LWJGL / lwjgl3

LWJGL is a Java library that enables cross-platform access to popular native APIs useful in the development of graphics (OpenGL, Vulkan, bgfx), audio (OpenAL, Opus), parallel computing (OpenCL, CUDA) and XR (OpenVR, LibOVR, OpenXR) applications.
https://www.lwjgl.org
BSD 3-Clause "New" or "Revised" License
4.67k stars 628 forks source link

Incorrect documentation for GLFW.glfwSet*Callback(long window, GLFW*CallbackI cbfun) #886

Closed SpinyOwl closed 1 year ago

SpinyOwl commented 1 year ago

Version

3.3.2

Module

GLFW

Bug description

The javadoc of set callback methods specifies that it returns previously set callback or null.

However, if we dive deeper to GLFW*Callback# createSafe we'll see that it returns newly created callback or null if function pointer is null.
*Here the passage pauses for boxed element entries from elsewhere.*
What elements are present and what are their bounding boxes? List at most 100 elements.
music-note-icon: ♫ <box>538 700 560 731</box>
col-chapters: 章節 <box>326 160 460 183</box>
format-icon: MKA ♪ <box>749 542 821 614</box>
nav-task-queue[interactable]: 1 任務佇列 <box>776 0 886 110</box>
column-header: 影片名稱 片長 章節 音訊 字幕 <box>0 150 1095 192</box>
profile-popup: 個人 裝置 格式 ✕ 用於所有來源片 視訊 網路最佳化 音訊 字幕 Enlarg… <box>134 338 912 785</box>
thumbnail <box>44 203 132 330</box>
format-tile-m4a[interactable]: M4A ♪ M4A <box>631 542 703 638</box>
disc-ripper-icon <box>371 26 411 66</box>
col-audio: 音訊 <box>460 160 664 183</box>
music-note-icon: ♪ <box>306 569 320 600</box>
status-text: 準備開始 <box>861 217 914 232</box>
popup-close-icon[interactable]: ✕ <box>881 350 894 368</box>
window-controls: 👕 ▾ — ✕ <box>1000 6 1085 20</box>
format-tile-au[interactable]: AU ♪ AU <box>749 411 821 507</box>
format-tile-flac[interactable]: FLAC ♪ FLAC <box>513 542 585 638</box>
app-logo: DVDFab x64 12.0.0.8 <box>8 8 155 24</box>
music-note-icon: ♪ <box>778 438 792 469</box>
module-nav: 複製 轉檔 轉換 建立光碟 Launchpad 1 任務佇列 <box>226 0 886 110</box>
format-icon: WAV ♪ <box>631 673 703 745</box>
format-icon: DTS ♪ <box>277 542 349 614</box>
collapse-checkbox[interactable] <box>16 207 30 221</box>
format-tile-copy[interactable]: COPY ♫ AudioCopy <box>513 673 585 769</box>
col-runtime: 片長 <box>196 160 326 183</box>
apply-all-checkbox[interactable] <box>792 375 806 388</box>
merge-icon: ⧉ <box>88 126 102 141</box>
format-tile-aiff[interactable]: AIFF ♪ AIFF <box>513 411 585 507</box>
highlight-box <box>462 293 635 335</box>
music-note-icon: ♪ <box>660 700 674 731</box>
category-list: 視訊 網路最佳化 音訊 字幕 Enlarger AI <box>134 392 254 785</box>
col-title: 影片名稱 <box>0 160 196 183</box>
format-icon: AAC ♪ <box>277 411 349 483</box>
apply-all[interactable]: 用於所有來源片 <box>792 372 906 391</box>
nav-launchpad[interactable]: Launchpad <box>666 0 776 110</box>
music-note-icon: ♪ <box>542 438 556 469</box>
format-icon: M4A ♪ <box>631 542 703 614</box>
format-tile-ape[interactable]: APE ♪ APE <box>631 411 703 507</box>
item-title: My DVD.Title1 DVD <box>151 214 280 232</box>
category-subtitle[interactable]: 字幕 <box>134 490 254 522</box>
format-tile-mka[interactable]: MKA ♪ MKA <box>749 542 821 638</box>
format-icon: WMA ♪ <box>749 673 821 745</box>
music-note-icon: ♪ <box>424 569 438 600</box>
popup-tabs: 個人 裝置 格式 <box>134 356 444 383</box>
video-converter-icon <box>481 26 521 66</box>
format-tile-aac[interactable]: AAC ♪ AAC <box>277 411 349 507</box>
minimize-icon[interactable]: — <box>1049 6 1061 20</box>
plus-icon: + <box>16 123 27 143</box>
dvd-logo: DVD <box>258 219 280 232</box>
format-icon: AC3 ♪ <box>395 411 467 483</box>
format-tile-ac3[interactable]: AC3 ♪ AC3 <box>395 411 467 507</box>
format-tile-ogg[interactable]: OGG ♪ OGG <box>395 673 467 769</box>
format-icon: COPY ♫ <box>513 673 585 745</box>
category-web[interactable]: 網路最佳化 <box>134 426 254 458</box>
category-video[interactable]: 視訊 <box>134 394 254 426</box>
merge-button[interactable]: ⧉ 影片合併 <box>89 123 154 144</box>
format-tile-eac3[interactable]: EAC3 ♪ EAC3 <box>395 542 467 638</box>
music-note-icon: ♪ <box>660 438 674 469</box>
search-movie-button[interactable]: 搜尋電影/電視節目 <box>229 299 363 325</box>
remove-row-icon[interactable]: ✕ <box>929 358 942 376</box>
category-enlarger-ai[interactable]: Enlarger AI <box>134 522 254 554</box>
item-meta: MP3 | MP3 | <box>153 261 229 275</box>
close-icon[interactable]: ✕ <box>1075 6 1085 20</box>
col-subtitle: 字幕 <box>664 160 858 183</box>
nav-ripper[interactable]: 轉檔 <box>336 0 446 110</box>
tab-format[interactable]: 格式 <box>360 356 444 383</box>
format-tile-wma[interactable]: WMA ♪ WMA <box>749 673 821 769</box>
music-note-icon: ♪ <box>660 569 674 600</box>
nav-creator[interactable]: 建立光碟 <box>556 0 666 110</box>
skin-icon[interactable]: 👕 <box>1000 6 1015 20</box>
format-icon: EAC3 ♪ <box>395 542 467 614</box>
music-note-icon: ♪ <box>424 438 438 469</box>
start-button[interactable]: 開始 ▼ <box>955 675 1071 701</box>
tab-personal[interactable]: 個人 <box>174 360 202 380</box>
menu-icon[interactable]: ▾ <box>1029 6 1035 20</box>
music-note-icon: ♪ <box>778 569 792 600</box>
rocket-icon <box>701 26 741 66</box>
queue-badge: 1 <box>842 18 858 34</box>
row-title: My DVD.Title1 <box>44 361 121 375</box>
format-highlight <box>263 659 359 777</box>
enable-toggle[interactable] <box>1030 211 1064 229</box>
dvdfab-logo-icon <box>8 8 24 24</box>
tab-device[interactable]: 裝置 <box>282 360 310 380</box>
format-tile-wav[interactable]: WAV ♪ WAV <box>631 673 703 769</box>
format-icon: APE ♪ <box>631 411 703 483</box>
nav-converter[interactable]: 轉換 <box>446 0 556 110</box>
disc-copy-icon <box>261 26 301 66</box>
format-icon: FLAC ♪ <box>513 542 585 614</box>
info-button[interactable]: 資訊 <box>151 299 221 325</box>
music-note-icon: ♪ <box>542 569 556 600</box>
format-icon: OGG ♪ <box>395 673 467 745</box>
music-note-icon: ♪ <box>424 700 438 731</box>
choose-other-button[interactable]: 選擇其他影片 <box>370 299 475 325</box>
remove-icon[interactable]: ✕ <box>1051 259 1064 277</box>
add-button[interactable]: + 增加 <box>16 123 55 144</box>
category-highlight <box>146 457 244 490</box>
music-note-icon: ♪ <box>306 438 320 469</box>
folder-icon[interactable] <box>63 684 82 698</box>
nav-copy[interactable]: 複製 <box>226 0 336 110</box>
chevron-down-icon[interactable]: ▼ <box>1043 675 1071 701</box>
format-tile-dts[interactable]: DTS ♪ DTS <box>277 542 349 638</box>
Example: https://github.com/LWJGL/lwjgl3/blob/master/modules/lwjgl/glfw/src/generated/java/org/lwjgl/glfw/GLFW.java#L4117 https://github.com/LWJGL/lwjgl3/blob/master/modules/lwjgl/glfw/src/generated/java/org/lwjgl/glfw/GLFWMouseButtonCallback.java#L43 https://github.com/LWJGL/lwjgl3/blob/master/modules/lwjgl/glfw/src/generated/java/org/lwjgl/glfw/GLFWMouseButtonCallback.java#L34

Spasi commented 1 year ago

Hey @SpinyOwl,

LWJGL bindings include the native documentation, mostly as is. There is no "translation" to Java concepts used for wrapping the native functionality, except in rare cases where an technical/implementation detail can be tricky for Java developers. In this sense, the documentation for GLFW Set*Callback functions is accurate.

A new instance may indeed (but not always) be created for the previously set callback, because these functions return an abstract class type, not the corresponding interface type. However, this is a plain Java wrapper (cheap to allocate) over the native callback function (expensive to allocate). The returned instance can be used to free the native callback and there is no need to store callback instances in user code.